Metal organic frameworks (MOFs) are porous materials that provide a good platform for heterogeneous catalysis involving single metal sites. Most MOFs, however, are not stable above 350 ˚C and therefore cannot be used to catalyze reactions that occur only at high temperatures.  A collaborative team among the University of Minnesota, Northwestern University, and Argonne National Laboratory now present an approach called nanocasting to provide a more thermally stable scaffold for MOF-based catalytic metal sites, making them suitable for high temperature catalysis.

The study was spearheaded by Camille Malonzo in the group of Professor Andreas Stein at the University Minnesota, who developed the nanocasting method for MOFs. The MOF studied in this work is NU-1000, made by the groups of Omar Farha and Joseph Hupp at Northwestern University. Collaborators from UMN include R. Lee Penn, Connie Lu, Jason Myers, Michael Tsapatsis and Laura Gagliardi, who aided in the characterization, testing and theoretical studies of the materials. Valuable structural information was also provided by Karena Chapman of the synchroton X-ray facility at Argonne National Laboratory. 

The work has been highlighted by C&EN (Chemical and Engineering News, Volume 94, Issue 7, p. 23).
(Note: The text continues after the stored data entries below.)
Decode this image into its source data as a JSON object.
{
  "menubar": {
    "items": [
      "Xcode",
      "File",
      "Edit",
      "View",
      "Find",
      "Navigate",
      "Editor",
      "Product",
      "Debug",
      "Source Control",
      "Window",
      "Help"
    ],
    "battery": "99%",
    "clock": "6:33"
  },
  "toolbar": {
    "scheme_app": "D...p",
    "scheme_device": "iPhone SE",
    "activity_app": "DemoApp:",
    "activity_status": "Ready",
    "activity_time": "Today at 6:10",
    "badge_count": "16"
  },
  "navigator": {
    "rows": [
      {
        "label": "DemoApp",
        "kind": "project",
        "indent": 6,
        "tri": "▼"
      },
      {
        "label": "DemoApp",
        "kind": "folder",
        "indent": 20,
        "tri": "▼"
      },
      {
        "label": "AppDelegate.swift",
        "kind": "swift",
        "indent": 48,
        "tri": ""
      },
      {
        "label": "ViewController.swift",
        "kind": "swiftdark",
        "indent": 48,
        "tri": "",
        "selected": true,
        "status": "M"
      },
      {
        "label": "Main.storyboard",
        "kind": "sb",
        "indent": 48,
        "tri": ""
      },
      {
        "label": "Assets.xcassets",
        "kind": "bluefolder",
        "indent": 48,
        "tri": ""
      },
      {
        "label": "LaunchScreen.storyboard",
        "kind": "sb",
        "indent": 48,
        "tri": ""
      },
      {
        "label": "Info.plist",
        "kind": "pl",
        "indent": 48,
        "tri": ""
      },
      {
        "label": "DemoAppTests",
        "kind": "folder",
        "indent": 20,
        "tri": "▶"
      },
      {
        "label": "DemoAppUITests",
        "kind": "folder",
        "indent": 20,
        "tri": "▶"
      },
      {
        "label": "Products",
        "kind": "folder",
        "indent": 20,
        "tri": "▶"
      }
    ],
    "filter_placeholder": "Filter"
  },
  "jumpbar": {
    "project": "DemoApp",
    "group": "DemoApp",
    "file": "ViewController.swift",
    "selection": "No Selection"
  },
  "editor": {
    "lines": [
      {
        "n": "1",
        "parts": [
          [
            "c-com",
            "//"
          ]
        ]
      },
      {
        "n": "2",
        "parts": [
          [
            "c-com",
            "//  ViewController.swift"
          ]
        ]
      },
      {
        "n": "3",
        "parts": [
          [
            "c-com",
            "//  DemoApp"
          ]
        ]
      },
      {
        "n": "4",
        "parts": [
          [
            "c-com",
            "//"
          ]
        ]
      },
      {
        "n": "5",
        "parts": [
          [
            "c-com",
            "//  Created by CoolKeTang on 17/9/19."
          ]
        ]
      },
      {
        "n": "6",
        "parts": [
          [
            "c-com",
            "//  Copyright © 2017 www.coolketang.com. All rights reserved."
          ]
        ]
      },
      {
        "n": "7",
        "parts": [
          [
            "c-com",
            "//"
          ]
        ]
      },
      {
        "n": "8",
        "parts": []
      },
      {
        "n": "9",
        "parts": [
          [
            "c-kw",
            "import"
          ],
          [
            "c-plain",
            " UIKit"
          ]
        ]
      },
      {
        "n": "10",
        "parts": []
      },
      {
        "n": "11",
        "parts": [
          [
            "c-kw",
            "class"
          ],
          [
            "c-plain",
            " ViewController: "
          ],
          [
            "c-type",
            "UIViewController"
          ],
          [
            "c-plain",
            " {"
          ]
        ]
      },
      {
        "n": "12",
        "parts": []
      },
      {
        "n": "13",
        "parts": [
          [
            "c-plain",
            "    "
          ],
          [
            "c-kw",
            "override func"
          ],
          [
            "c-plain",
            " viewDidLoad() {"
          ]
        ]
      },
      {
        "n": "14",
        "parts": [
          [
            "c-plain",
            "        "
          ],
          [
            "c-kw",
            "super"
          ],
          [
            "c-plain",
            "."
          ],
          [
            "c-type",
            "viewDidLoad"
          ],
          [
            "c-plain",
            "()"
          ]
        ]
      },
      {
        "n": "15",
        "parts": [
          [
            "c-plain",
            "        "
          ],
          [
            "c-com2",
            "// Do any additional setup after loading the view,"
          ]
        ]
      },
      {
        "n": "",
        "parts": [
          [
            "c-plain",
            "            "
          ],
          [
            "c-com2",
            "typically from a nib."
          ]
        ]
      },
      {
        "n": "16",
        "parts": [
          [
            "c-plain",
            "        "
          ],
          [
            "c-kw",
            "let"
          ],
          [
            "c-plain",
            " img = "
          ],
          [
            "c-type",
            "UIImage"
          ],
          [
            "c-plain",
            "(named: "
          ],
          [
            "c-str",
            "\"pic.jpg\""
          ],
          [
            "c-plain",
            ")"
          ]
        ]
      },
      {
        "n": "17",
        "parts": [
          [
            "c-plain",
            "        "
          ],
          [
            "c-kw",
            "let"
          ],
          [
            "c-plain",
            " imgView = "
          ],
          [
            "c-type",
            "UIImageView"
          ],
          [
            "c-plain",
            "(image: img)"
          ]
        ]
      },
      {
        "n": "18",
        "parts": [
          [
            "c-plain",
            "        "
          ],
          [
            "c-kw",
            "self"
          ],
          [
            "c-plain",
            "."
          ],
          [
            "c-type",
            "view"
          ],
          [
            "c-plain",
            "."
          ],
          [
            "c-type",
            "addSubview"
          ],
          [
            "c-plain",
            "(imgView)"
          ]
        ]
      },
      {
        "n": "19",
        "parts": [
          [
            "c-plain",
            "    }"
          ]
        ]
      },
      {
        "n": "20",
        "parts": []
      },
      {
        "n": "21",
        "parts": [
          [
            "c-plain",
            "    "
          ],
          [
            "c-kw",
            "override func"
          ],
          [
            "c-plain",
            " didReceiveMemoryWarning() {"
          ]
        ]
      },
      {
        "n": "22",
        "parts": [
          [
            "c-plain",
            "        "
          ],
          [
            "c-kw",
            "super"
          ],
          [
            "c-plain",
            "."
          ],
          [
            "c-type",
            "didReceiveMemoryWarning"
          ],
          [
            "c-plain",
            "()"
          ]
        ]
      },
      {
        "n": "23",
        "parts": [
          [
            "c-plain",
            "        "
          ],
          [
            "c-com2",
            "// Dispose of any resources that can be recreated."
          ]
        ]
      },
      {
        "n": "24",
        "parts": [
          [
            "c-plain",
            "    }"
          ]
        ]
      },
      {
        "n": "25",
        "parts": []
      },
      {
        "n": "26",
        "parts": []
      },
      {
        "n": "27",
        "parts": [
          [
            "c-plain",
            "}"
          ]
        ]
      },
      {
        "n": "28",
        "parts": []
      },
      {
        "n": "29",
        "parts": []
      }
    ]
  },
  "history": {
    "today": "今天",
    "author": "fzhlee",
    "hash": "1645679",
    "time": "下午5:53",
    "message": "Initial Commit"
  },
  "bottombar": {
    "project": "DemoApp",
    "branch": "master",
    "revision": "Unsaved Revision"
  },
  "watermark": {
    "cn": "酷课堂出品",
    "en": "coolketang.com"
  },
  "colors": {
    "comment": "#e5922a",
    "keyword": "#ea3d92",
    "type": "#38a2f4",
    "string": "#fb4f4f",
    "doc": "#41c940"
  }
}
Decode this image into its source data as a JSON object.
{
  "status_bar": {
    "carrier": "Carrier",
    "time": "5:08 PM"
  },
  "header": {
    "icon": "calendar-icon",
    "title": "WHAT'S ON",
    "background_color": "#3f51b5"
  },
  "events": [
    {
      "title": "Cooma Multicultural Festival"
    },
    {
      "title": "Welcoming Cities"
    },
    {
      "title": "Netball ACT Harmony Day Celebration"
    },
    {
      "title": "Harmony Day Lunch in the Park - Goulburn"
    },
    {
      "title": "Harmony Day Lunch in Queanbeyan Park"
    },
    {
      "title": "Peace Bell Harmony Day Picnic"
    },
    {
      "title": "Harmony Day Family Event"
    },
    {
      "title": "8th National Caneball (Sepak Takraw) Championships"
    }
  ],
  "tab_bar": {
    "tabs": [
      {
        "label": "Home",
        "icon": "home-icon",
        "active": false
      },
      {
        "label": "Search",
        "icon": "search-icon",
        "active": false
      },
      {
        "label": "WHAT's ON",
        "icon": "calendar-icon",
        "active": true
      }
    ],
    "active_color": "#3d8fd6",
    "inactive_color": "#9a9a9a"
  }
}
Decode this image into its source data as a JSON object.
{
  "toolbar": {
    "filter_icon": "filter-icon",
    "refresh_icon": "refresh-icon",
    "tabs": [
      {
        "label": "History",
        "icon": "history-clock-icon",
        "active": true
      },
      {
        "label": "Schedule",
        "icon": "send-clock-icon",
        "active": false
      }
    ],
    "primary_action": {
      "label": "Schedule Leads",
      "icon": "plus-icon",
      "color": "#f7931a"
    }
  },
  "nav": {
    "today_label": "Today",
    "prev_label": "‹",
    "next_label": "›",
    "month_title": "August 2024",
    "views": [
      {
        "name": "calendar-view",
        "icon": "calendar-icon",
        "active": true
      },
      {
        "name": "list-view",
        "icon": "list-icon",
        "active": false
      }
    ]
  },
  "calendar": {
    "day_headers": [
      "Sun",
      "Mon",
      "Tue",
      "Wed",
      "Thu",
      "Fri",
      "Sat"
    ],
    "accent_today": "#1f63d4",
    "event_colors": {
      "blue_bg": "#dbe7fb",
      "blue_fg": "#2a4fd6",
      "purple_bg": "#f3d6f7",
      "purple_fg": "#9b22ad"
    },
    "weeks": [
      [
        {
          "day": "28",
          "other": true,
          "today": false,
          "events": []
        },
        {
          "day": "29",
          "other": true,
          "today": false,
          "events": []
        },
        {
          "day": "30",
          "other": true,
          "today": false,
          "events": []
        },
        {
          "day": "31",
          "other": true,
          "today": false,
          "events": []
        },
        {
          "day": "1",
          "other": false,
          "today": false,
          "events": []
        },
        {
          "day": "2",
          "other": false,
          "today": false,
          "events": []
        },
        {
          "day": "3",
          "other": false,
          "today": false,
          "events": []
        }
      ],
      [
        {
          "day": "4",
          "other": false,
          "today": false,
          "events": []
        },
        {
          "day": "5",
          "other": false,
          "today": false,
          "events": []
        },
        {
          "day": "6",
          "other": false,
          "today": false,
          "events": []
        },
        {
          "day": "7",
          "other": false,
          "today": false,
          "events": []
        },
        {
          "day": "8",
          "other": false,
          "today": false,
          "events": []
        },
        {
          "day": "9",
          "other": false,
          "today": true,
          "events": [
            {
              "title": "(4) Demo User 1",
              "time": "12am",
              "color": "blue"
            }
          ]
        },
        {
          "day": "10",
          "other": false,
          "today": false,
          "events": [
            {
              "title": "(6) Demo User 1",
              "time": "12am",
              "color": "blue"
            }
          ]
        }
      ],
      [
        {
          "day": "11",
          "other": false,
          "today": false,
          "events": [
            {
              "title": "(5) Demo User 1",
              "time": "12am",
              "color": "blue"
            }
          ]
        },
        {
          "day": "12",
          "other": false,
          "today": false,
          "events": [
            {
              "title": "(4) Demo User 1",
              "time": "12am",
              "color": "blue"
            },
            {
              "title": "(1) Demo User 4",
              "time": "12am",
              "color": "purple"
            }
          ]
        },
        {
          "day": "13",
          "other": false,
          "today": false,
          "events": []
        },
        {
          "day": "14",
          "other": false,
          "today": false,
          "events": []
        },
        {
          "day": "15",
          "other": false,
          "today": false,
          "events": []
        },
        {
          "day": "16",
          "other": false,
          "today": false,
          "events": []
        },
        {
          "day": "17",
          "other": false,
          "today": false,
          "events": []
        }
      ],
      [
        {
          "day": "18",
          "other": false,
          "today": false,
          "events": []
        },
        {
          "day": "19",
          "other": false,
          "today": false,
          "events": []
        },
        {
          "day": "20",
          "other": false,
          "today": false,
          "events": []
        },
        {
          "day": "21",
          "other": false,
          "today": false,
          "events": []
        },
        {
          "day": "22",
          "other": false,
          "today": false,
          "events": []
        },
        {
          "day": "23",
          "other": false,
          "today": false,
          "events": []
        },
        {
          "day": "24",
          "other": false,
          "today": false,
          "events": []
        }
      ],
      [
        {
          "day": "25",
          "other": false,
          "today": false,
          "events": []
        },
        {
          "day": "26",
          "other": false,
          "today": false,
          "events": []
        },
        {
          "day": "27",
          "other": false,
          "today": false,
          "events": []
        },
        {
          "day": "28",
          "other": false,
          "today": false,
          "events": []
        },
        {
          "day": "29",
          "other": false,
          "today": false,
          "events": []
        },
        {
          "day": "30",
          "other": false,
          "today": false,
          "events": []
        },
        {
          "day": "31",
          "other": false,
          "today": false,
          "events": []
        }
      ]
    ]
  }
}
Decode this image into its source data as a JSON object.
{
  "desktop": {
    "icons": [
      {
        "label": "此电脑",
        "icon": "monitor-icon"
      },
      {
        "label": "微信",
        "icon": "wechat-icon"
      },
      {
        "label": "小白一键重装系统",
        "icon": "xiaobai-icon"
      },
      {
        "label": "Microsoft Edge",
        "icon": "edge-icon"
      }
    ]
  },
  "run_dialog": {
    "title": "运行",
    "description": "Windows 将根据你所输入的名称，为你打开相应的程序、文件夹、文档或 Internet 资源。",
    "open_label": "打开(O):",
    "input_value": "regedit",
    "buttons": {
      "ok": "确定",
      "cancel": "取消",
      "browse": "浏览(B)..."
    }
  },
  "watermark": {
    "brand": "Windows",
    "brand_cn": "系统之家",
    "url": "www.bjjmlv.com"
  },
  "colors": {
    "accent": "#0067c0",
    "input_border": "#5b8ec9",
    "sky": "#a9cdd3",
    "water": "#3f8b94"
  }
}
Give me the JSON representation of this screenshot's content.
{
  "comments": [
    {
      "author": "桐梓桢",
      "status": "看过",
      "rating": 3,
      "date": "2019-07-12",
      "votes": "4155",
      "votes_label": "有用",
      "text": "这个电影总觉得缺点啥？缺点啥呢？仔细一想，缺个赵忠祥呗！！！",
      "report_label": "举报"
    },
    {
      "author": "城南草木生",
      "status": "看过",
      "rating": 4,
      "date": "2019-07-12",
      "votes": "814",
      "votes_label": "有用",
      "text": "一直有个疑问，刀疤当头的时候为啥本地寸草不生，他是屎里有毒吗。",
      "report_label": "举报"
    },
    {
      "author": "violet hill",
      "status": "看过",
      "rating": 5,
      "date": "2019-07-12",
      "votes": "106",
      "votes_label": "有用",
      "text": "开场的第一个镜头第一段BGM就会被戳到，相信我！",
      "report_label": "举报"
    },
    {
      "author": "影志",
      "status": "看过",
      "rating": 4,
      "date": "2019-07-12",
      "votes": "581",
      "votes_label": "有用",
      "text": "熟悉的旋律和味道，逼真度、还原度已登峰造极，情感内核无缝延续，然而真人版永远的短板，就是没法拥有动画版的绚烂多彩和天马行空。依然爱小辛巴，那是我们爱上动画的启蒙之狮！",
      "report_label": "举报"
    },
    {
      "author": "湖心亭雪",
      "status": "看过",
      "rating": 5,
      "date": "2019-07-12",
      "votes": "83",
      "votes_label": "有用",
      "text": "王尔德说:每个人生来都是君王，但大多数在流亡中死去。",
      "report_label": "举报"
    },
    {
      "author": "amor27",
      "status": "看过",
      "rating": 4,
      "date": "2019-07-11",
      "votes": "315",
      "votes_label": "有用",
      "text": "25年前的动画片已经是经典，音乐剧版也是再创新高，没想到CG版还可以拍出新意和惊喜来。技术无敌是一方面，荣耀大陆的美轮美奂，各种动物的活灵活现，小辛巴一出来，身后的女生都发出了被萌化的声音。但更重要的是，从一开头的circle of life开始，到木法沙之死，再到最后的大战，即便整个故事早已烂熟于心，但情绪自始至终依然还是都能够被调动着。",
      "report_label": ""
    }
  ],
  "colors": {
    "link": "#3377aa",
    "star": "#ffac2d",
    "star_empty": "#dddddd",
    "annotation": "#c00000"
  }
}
Full details of the study are available at Malonzo, et al. “Thermal Stabilization of Metal–Organic Framework-Derived Single-Site Catalytic Clusters through Nanocasting,” Journal of the American Chemical Society (2016). DOI: 10.1021/jacs.5b12688

This project was supported in part by the U.S. Department of Energy, Office of Basic Energy Sciences, Division of Chemical Sciences under award DE-SC0012702 (Inorganometallic Catalyst Design Center).

Nanocasting is the nanoscale counterpart of the industrial casting process in which a fluid is poured into a mold and allowed to solidify, taking the shape of the mold. For the case of the MOF NU-1000, condensing tetramethylorthosilicate in its pores resulted in the formation of a silica layer that lined the pore walls of the MOF. The silica layer then served as a secondary scaffold for the MOF metal sites, keeping them catalytically active even after the organic linkers in the MOF were lost at high temperatures.